Malam ini, Marisa hanya ingin tidur. Pikirannya terus berputar tentang kejadian yang membuat persahabatannya dengan Gama hancur. Menyakitkan. Marisa menangis dengan kedua mata tertutup. Tuduhan Gama lebih menyakitkan dari luka luka masa lalu yang ia dapatkan.
××× GAMA In Love; FOUR×××
Setelah hari pertunangan, Marisa benar benar giat belajar. Dia bahkan tidak membiarkan Gugun istirahat barang satu menit. Saat jam kosong, Marisa tidak membiarkan Gugun tidur di mejanya. Saat jam istirahat, Marisa tidak juga membiarkan Gugun menghela nafas setelah makan. Bahkan saat pulang sekolah, Marisa juga mengikuti Gugun pulang kerumahnya untuk ikut belajar dengannya sampai larut malam. Dia bahkan rela menghabiskan uang sakunya untuk naik taksi. Larut malam, bus sudah tidak lagi beroperasi.
Dari semua yang telah ia lalui, semua ini bukan karena Bunda Hana yang ingin Marisa berada di kampus yang sama dengan Gama. Bukan juga karena papa Marisa yang ingin putrinya lulus sebagai sarjana hukum di kampus milik keluarga Adiwiguna yang memang terkenal sebagai kampus terbaik. Ia hanya ingin mewujudkan mimpinya sebagai seorang pemilik toko kue. Jika di beri lebih, dia ingin memiliki lebih dari toko kue mungkin seperti caffe besar.
Tataboga, dari semua jurusan yang ada Marisa memilih sesuai dengan keahlian dan mimpinya.

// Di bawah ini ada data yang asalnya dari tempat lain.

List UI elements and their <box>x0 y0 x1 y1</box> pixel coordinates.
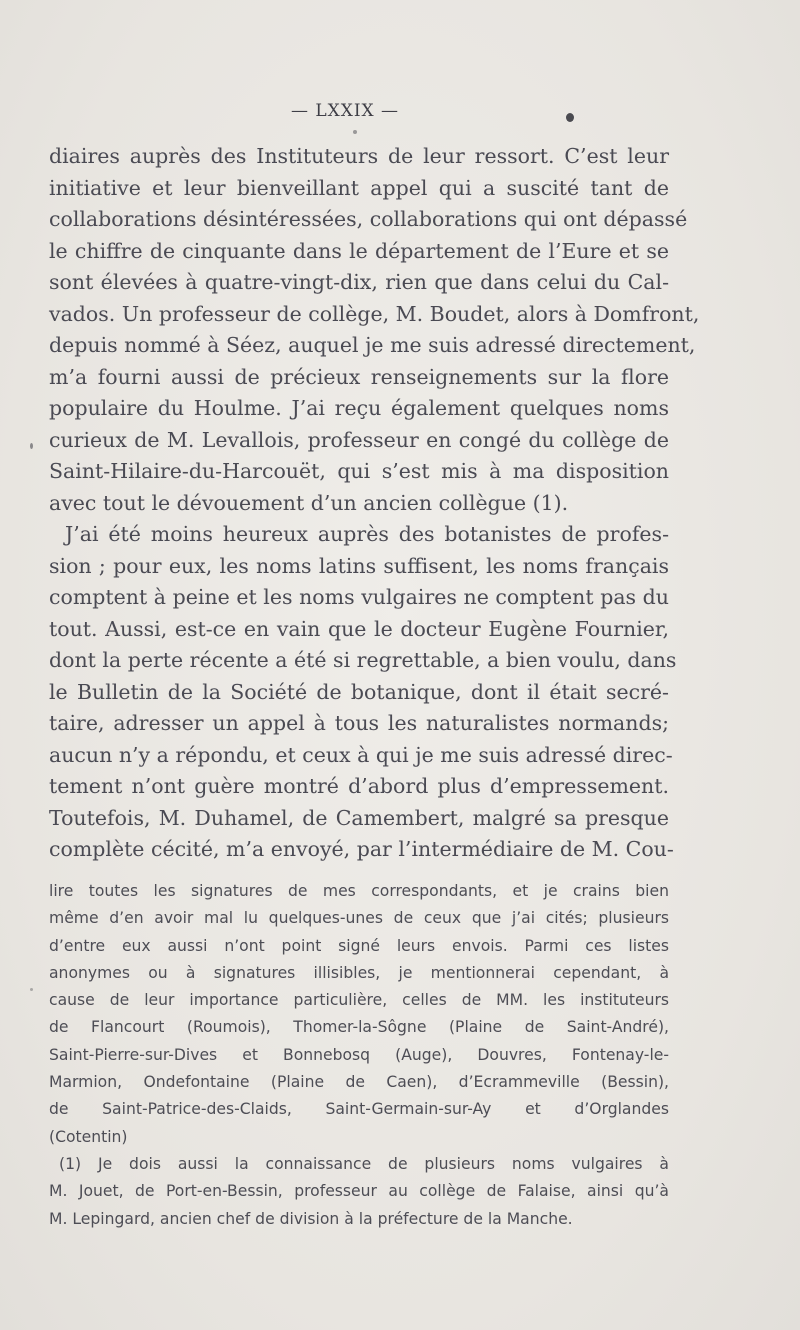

Menjadi mandiri dan kuat adalah keinginan Marisa. Dia tidak mau bergantung kepada Papa dan Mamanya, dia hanya ingin mengandalkan dirinya sendiri dan berdiri dengan kedua kakinya sendiri. Menjadi kuat bukan karena Marisa ingin ditakuti semua orang. Ia hanya ingin percaya pada dirinya sendiri agar tidak ada yang mampu merendahkan dirinya.
Karena dia kaya.
Dia ingin mematahkan ucapan ucapan itu. Marisa ingin membuktikan dirinya layak dan berdiri karena kakinya sendiri bukan mendapat dukungan dari kedua orang tuanya.
"Deg-degan nggak lo, Sa?" Tanya Nata
"Iya, Nat. Gue takut. Cuma gue yang bodoh dari kalian bertiga."
Charllote meraih tangan satu persatu temannya. Mulai dari Gugun, Nata lalu Marisa. Dia menggenggam ketiga lengan temannya.
"Kita bisa jika bersama." Ucap Charllote.
Nata dan Gugun ikut menyakinkan Marisa dengan tatapan keduanya.
Berhasil.
Marisa kembali percaya diri. Dia yakin bahwa usahanya seminggu ini pasti akan membuahkan hasil yang baik. Matematika, dia sudah mengerti berkat Gugun. Dia tidak takut lagi. Nata, Charllote dan Gugun ada bersamanya.
Benar. Bersama akan lebih baik.
"Yuk!"
Marisa dan ketiga temannya memasuki ruang kelas untuk mengikuti ujian hari pertamanya. Dia bahkan bersyukur Gama tidak menghubunginya dan tidak menunjukan diri. Marisa jadi bisa memfokuskam dirinya pada pelajaran.